Before birth, every puppy has a small blood vessel called the ductus arteriosus that connects the aorta to the pulmonary artery. This vessel is essential in the womb because the lungs aren’t yet in use, so blood needs to bypass them. Within the first few days after birth, the ductus normally closes on its own. In puppies with PDA, it stays open, allowing blood to flow abnormally between these two major vessels. This forces the heart to work much harder than it should.

If left untreated, most dogs with PDA develop congestive heart failure by one year of age. The heart progressively enlarges as it tries to compensate for the extra blood volume being shunted through the open duct, and eventually it can no longer keep up.

How PDA Is Detected

Most cases are caught during a routine puppy checkup. A veterinarian listening with a stethoscope will hear a very distinctive heart murmur, often described as a “continuous machinery murmur” because it sounds like a washing machine running constantly through both heartbeats. This sound is produced by blood flowing turbulently through the open duct and is different enough from other heart murmurs that it often raises immediate suspicion of PDA.

If the murmur suggests PDA, your vet will typically start with chest X-rays to look at the heart’s size and shape. An electrocardiogram (ECG) can reveal changes in the heart’s electrical activity that support the diagnosis. The definitive test is an echocardiogram, a cardiac ultrasound that lets a cardiologist see the open connection between the aorta and pulmonary artery in real time. According to Cornell University’s veterinary cardiology service, echocardiography is the test of choice for confirming PDA.

Treatment and Outlook

The good news is that PDA is highly treatable when caught early. There are two main approaches: traditional surgery to tie off the open vessel (called surgical ligation) and a less invasive catheter-based procedure where a small device is threaded through a blood vessel and used to plug the duct from the inside.

Both methods have excellent success rates. In comparative studies, the catheter-based approach showed no residual blood flow through the duct at one month, while surgical ligation had a very small residual shunting rate of about 1.5%. Major complications occurred in roughly 0.8% of catheter procedures compared to 3.1% of surgical cases. Neither approach carried operative mortality in the studied populations.

When PDA is corrected early, before the heart sustains significant damage, dogs can go on to live a normal lifespan. The key is timing. Because most untreated dogs develop heart failure within their first year, early detection during puppy wellness visits is critical.

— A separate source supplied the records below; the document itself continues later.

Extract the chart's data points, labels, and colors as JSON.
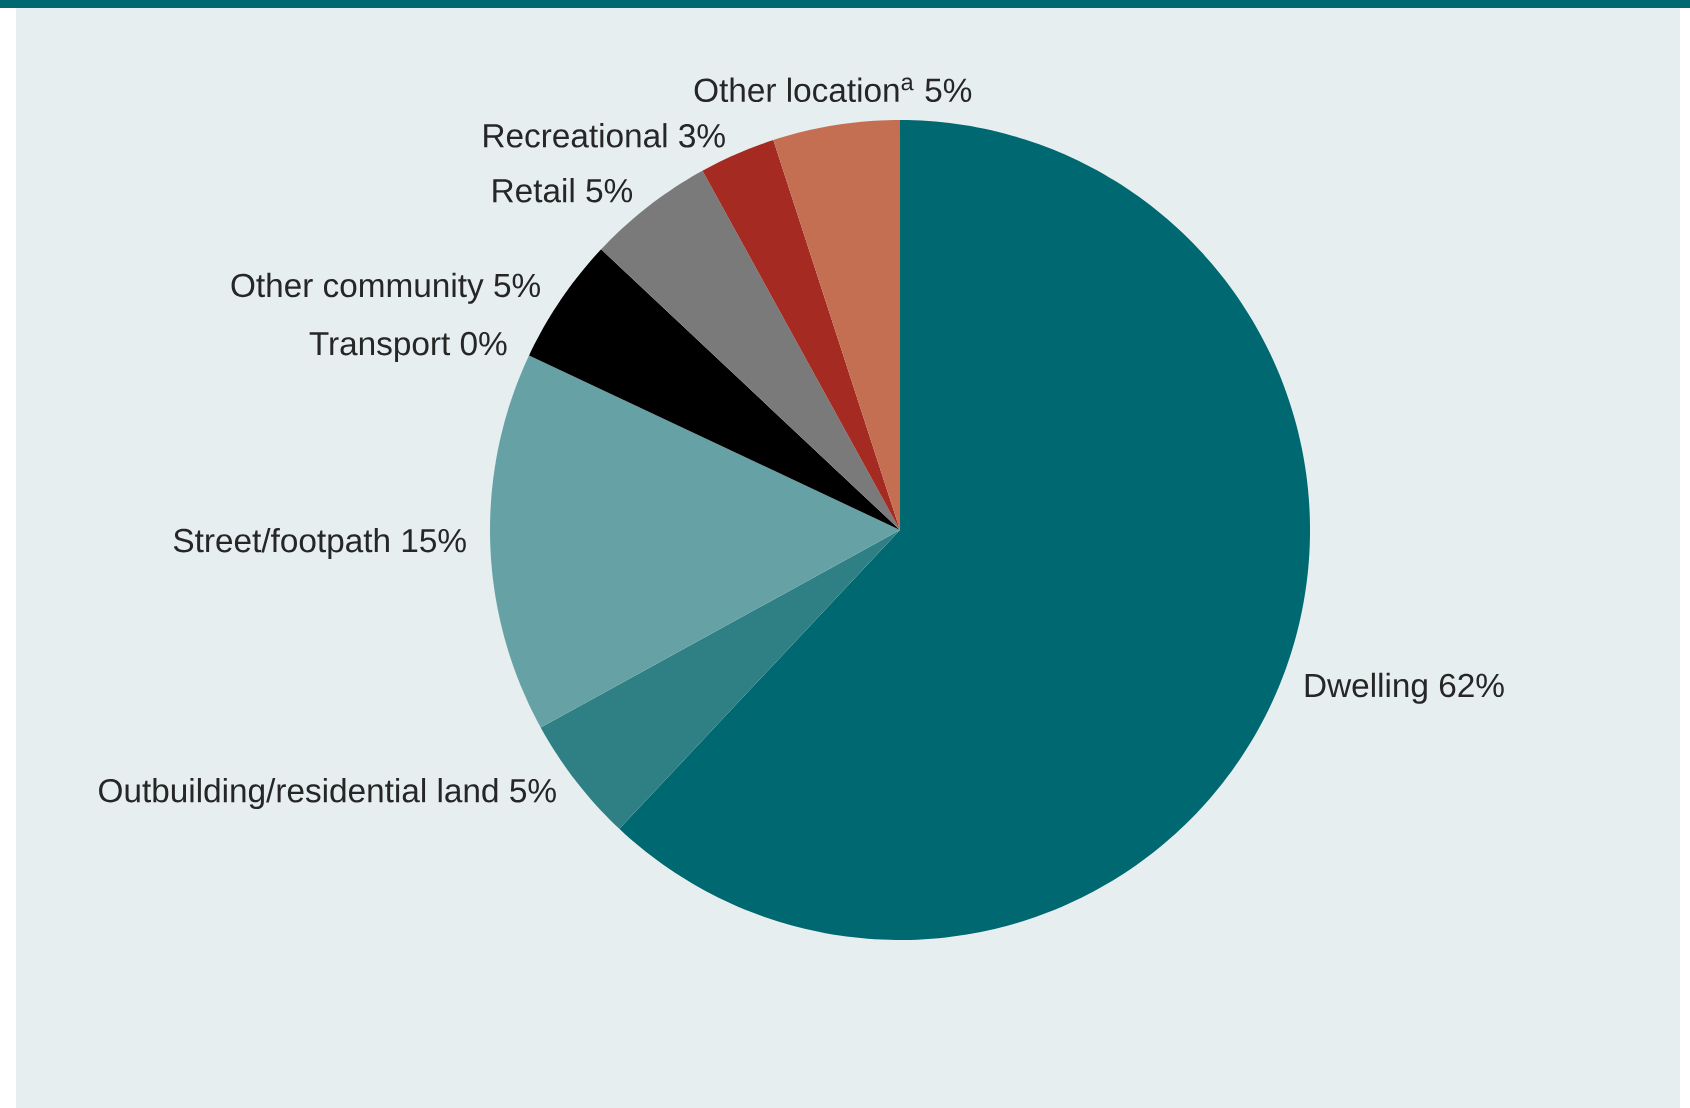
{
  "chart_data": {
    "type": "pie",
    "categories": [
      "Dwelling",
      "Outbuilding/residential land",
      "Street/footpath",
      "Transport",
      "Other community",
      "Retail",
      "Recreational",
      "Other location$^{a}$"
    ],
    "values": [
      62,
      5,
      15,
      0,
      5,
      5,
      3,
      5
    ],
    "value_labels": [
      "62%",
      "5%",
      "15%",
      "0%",
      "5%",
      "5%",
      "3%",
      "5%"
    ],
    "colors": [
      "#006870",
      "#2e8085",
      "#66a2a5",
      "#1a1a1a",
      "#000000",
      "#7a7a7a",
      "#a52a22",
      "#c46e52"
    ]
  }
}
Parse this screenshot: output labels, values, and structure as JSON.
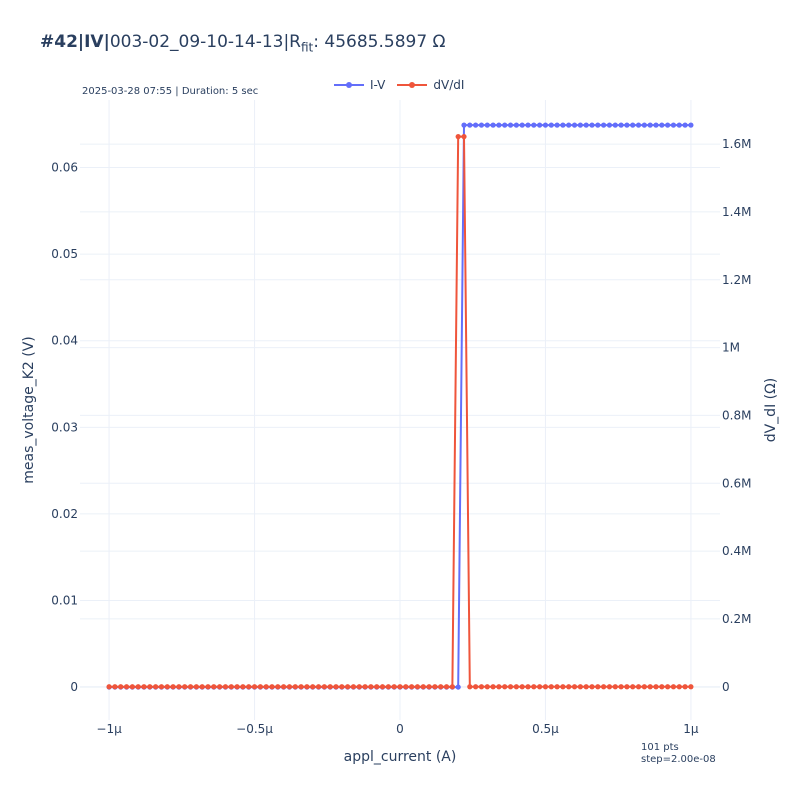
{
  "header": {
    "id_label": "#42|IV|",
    "name": "003-02_09-10-14-13|R",
    "fit_sub": "fit",
    "fit_value": ": 45685.5897 Ω"
  },
  "subnote": "2025-03-28 07:55 | Duration: 5 sec",
  "footnote": {
    "line1": "101 pts",
    "line2": "step=2.00e-08"
  },
  "chart_data": {
    "type": "line",
    "xlabel": "appl_current (A)",
    "ylabel": "meas_voltage_K2 (V)",
    "y2label": "dV_dI (Ω)",
    "xlim": [
      -1.1e-06,
      1.1e-06
    ],
    "ylim": [
      -0.0038,
      0.0678
    ],
    "y2lim": [
      -98000,
      1730000
    ],
    "x_ticks": [
      {
        "value": -1e-06,
        "label": "−1μ"
      },
      {
        "value": -5e-07,
        "label": "−0.5μ"
      },
      {
        "value": 0,
        "label": "0"
      },
      {
        "value": 5e-07,
        "label": "0.5μ"
      },
      {
        "value": 1e-06,
        "label": "1μ"
      }
    ],
    "y_ticks": [
      {
        "value": 0,
        "label": "0"
      },
      {
        "value": 0.01,
        "label": "0.01"
      },
      {
        "value": 0.02,
        "label": "0.02"
      },
      {
        "value": 0.03,
        "label": "0.03"
      },
      {
        "value": 0.04,
        "label": "0.04"
      },
      {
        "value": 0.05,
        "label": "0.05"
      },
      {
        "value": 0.06,
        "label": "0.06"
      }
    ],
    "y2_ticks": [
      {
        "value": 0,
        "label": "0"
      },
      {
        "value": 200000,
        "label": "0.2M"
      },
      {
        "value": 400000,
        "label": "0.4M"
      },
      {
        "value": 600000,
        "label": "0.6M"
      },
      {
        "value": 800000,
        "label": "0.8M"
      },
      {
        "value": 1000000,
        "label": "1M"
      },
      {
        "value": 1200000,
        "label": "1.2M"
      },
      {
        "value": 1400000,
        "label": "1.4M"
      },
      {
        "value": 1600000,
        "label": "1.6M"
      }
    ],
    "series": [
      {
        "name": "I-V",
        "color": "#636efa",
        "axis": "y",
        "x_start": -1e-06,
        "x_step": 2e-08,
        "count": 101,
        "segments": [
          {
            "from_index": 0,
            "to_index": 60,
            "value": 0
          },
          {
            "from_index": 61,
            "to_index": 100,
            "value": 0.0649
          }
        ]
      },
      {
        "name": "dV/dI",
        "color": "#ef553b",
        "axis": "y2",
        "x_start": -1e-06,
        "x_step": 2e-08,
        "count": 101,
        "segments": [
          {
            "from_index": 0,
            "to_index": 59,
            "value": 0
          },
          {
            "from_index": 60,
            "to_index": 61,
            "value": 1622000
          },
          {
            "from_index": 62,
            "to_index": 100,
            "value": 0
          }
        ]
      }
    ],
    "grid": true,
    "legend": "top-center"
  }
}
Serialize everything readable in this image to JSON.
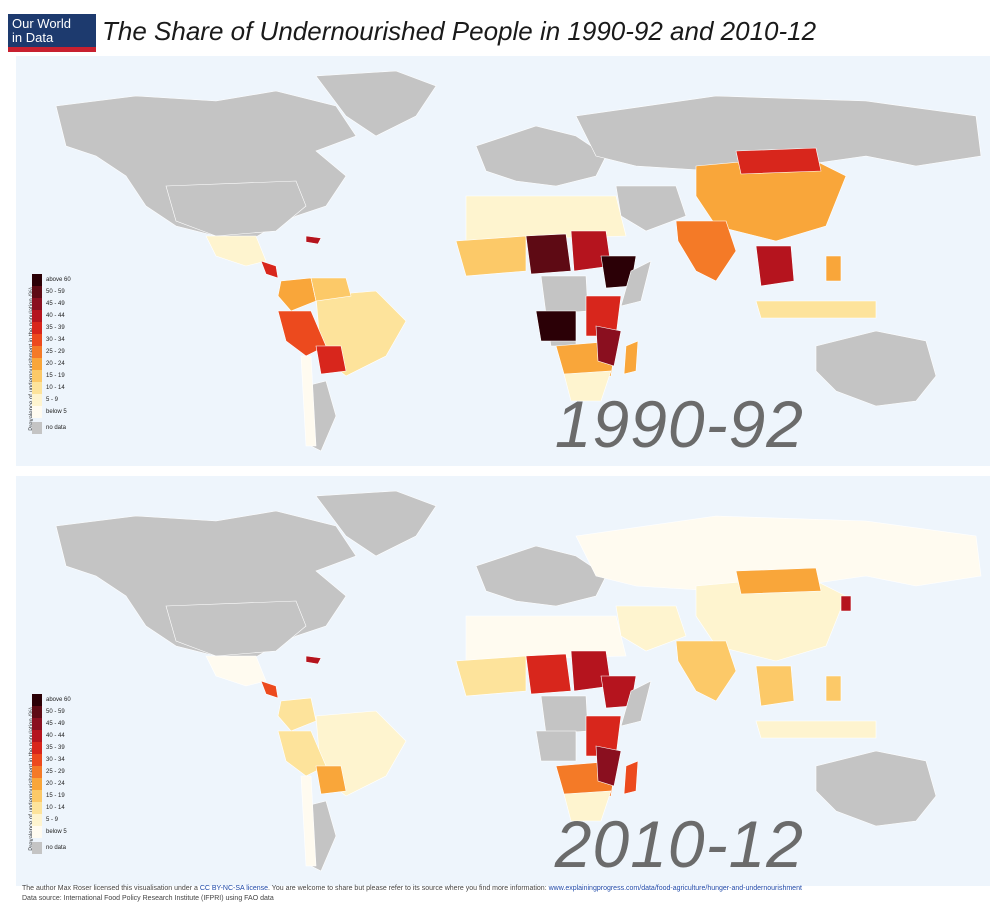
{
  "header": {
    "logo_line1": "Our World",
    "logo_line2": "in Data",
    "title": "The Share of Undernourished People in 1990-92 and 2010-12"
  },
  "legend": {
    "axis_label": "Prevalence of undernourishment in the population (%)",
    "items": [
      {
        "label": "above 60",
        "color": "#2b0006"
      },
      {
        "label": "50 - 59",
        "color": "#5e0a14"
      },
      {
        "label": "45 - 49",
        "color": "#8a0f1f"
      },
      {
        "label": "40 - 44",
        "color": "#b5141e"
      },
      {
        "label": "35 - 39",
        "color": "#d8261c"
      },
      {
        "label": "30 - 34",
        "color": "#ec4a1e"
      },
      {
        "label": "25 - 29",
        "color": "#f47a27"
      },
      {
        "label": "20 - 24",
        "color": "#f9a63a"
      },
      {
        "label": "15 - 19",
        "color": "#fcc968"
      },
      {
        "label": "10 - 14",
        "color": "#fde39b"
      },
      {
        "label": "5 - 9",
        "color": "#fef4cf"
      },
      {
        "label": "below 5",
        "color": "#fffbf0"
      },
      {
        "label": "no data",
        "color": "#c4c4c4"
      }
    ]
  },
  "maps": [
    {
      "period": "1990-92"
    },
    {
      "period": "2010-12"
    }
  ],
  "footer": {
    "line1_pre": "The author Max Roser licensed this visualisation under a ",
    "license": "CC BY-NC-SA license",
    "line1_mid": ". You are welcome to share but please refer to its source where you find more information: ",
    "url": "www.explainingprogress.com/data/food-agriculture/hunger-and-undernourishment",
    "line2": "Data source: International Food Policy Research Institute (IFPRI) using FAO data"
  },
  "colors": {
    "ocean": "#eef5fc",
    "nodata": "#c4c4c4"
  }
}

What This Means for Breeding

Because PDA has a genetic basis, breeding decisions matter. The Merck Veterinary Manual states plainly that dogs with congenital heart defects where a genetic cause is likely or possible should not be bred. This applies not just to dogs diagnosed with PDA themselves but is worth considering for their close relatives as well.

The polygenic nature of PDA makes elimination through breeding more challenging than it would be for a single-gene disorder. You can’t simply test for a carrier status the way you can with some other inherited conditions. No specific genetic test for PDA risk currently exists. Instead, breeders in high-risk breeds rely on cardiac screening of breeding stock and careful tracking of which pairings have produced affected puppies.

If your dog has been diagnosed with PDA, spaying or neutering is strongly recommended to prevent passing on the genetic predisposition. If you’re a breeder and a puppy from one of your litters is diagnosed, both parents should be retired from breeding programs. Siblings of affected dogs also carry an elevated risk of passing on the relevant genes, so cardiac evaluation of littermates before any breeding decisions is a reasonable precaution.